Namun, dalam beberapa tahun terakhir, pemerintah memberikan hak-hak terbatas pada beberapa kelompok pengungsi. Tahun lalu, negara bagian Maharashtra memberikan hak kepemilikan tanah pada para pengungsi yang melarikan diri dari wilayah yang kini disebut Pakistan sekitar 70 tahun lalu, saat Pakistan memisahkan diri untuk kemerdekaan.
Pengungsi Chakma dan Hajong yang meninggalkan Bangladesh lebih dari lima dekade silam memiliki kewarganegaraan terbatas di India, tapi tidak memiliki hak atas tanah.
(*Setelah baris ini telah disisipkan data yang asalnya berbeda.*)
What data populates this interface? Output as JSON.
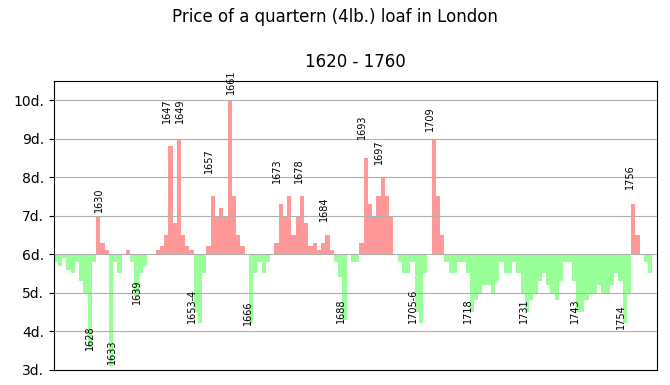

Adapun pengungsi asal Tibet mendapat tunjangan kesejahteraan, tapi tidak memiliki hak atas properti.
Hak pengungsi menjadi fokus dalam Rancangan Undang-undang Perubahan Kewarganegaraan 2019 yang mengusulkan memberi kewarganegaraan pada komunitas Hindu, Sikh, Jain, Budha, Kristiani, dan Parsi dari Afghanistan, Pakistan, dan Bangladesh yang datang ke India sebelum 31 Desember 2014.
Dia menambahkan, “Tapi isu tentang tanggal pemotongan masih ada dan tidak jelas apakah memiliki sertifikat lahan itu cukup.”
Chakraborty merupakan satu dari lebih 100 akademisi dan aktivis yang meminta Presiden India Ram Nath Kovind menolak RUU itu karena dianggap diskriminatif berdasarkan agama dan melanggar prinsip konstitusional untuk kesetaraan.